Sauerkraut and sprouted pulses – a winning combination
I found that sauerkraut goes really well with sprouted seeds and pulses. It acts as a sort of bridge to make the sprouts go much better with other salad ingredients like tomato and avocado.
I will upload my own sauerkraut videos here among the recipe videos.
So to compose my recipes I have looked first to the French book for inspiration. I have combined the fish ceviche or meat tartare and carpaccio recipes with a salad for my “protein meal” or a salad and sprouted seeds or pulses for the “carbohydrate meal”. Raw seeds and sprouts contain protease inhibitors which make them indigestible when raw. The fact of soaking them and sprouting them neutralises these ant-nutrients and increases the vitamin yield by a huge factor. Interestingly, sprouted chick peas taste exactly like cooked ones but many of the beneficial nutrients are destroyed in cooking of course.

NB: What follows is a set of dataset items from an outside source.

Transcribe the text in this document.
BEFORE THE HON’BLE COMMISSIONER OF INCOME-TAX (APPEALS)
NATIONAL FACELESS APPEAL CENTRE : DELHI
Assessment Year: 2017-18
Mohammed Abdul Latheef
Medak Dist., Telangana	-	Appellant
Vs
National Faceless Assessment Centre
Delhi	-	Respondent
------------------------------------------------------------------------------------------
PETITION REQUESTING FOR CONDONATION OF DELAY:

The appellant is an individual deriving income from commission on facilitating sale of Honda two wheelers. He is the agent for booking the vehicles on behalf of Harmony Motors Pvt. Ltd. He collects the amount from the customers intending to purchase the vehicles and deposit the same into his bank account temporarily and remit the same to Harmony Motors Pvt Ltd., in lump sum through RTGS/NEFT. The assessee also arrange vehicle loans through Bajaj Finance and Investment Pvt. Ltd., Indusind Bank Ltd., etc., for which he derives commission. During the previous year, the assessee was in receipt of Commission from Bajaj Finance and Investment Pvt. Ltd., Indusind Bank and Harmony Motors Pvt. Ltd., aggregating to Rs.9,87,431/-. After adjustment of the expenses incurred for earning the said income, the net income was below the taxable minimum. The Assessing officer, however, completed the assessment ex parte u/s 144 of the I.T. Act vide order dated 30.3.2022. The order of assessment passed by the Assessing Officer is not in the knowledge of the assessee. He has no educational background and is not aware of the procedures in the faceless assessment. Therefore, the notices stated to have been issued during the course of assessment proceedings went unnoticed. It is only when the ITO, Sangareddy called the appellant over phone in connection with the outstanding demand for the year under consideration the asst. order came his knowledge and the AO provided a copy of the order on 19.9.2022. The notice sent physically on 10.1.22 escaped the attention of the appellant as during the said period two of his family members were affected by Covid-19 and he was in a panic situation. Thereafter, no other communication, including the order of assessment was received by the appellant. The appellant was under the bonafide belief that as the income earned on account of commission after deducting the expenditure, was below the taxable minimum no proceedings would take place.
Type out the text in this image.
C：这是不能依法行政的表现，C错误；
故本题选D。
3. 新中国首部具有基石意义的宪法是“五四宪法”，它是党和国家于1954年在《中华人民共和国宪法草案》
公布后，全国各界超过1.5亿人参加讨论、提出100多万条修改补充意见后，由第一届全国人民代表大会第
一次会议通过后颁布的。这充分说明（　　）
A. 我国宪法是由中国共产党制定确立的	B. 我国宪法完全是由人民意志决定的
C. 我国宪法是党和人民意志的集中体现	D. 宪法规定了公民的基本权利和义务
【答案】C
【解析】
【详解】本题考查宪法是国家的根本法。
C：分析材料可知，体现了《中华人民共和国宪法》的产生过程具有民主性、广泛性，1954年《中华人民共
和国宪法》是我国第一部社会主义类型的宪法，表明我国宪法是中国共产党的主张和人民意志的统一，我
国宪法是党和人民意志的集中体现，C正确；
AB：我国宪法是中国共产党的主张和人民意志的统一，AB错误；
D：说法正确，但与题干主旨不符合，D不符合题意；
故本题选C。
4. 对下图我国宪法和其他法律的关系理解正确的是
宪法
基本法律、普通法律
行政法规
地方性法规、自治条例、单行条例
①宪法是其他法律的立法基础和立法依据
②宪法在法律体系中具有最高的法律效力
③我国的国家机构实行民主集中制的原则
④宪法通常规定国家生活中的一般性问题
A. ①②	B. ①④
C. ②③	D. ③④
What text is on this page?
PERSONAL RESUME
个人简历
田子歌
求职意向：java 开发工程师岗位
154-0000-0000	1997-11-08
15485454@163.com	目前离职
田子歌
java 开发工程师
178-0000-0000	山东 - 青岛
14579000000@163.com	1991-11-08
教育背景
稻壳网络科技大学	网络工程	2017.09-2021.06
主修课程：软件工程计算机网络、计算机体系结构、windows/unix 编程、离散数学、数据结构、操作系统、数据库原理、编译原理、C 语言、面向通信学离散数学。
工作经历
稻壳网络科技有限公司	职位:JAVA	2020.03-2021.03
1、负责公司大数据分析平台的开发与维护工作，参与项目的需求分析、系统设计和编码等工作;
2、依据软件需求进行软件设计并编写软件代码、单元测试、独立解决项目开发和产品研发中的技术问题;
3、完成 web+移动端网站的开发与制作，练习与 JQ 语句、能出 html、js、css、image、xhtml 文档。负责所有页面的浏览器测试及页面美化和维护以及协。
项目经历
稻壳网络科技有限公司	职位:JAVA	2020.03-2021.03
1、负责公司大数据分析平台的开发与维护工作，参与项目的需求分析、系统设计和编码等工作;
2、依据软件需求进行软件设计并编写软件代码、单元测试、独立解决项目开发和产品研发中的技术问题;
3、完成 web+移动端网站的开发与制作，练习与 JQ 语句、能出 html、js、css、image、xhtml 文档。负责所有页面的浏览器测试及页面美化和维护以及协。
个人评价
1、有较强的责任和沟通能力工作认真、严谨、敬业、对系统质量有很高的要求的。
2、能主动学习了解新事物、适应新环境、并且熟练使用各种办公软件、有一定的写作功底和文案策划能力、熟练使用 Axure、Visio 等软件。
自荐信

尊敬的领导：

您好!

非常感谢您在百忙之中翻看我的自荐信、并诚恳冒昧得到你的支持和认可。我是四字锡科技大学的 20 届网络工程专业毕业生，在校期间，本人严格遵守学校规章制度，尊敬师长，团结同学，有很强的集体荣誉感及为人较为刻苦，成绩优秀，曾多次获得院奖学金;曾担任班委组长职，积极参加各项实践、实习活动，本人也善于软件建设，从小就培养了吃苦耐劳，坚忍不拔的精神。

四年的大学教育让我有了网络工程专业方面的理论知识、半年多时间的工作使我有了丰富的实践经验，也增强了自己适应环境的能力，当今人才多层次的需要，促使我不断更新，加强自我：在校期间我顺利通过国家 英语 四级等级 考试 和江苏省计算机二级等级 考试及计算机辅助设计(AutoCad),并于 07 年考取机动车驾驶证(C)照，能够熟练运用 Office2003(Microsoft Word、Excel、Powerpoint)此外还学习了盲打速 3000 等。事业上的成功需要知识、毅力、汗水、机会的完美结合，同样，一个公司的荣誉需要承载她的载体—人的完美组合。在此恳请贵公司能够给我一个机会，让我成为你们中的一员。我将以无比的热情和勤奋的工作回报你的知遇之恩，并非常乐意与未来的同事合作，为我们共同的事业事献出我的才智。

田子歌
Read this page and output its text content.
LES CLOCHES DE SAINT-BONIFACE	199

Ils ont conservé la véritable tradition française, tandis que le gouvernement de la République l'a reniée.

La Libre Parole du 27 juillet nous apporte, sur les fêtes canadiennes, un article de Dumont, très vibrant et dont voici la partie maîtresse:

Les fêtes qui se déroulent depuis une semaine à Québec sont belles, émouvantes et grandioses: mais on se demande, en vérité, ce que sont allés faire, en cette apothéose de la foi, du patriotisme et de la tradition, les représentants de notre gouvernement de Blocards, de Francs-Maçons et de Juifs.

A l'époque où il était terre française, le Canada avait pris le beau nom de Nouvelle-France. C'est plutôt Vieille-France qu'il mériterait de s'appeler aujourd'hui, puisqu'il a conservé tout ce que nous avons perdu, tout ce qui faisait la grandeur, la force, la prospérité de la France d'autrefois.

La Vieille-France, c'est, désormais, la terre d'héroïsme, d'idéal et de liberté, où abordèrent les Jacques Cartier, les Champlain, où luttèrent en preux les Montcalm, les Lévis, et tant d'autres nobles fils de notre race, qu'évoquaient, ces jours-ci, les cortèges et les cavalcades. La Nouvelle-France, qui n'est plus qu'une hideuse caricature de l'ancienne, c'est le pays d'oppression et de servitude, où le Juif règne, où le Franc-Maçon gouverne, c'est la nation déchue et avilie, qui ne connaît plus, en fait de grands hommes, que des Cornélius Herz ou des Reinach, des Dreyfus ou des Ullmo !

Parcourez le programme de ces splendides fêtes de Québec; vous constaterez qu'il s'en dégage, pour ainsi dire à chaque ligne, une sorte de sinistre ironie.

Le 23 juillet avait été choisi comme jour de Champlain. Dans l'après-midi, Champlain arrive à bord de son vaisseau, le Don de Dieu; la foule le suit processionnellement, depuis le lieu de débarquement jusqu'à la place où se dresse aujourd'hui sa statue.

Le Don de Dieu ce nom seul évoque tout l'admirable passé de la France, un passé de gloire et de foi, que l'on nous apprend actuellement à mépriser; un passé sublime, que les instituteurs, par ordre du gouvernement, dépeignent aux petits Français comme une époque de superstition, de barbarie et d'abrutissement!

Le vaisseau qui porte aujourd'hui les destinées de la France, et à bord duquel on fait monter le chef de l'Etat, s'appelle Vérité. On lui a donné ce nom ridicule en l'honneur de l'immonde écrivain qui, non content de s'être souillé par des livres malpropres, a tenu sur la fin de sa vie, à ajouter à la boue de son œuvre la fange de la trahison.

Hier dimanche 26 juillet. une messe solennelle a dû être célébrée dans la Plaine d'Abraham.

The Flavour Bible and the Flavour Thesaurus are mainly concerned with cooked foods of course but I’m still able to find plenty of inspiration in them. In Nikki Segnit’s Flavour Thesaurus for example she tells us under the heading “Brocolli and Beef” “A partnership forged on their shared ferrous tang as much as the bittersweet contrast”. So I made broccoli coleslaw to go with my steak tartare. To die for!
I hope you enjoy my recipes as much as I have enjoyed making the videos of them and scoffing the results.
Here is the featured video. Steak tartare with broccoli coleslaw made with garlic mayonnaise. This is so delicious and so nutritious that I recommend making it a staple. Make sure you put the steak in your home freezer for at least 10 days to kill any potential parasites before using it in the recipe.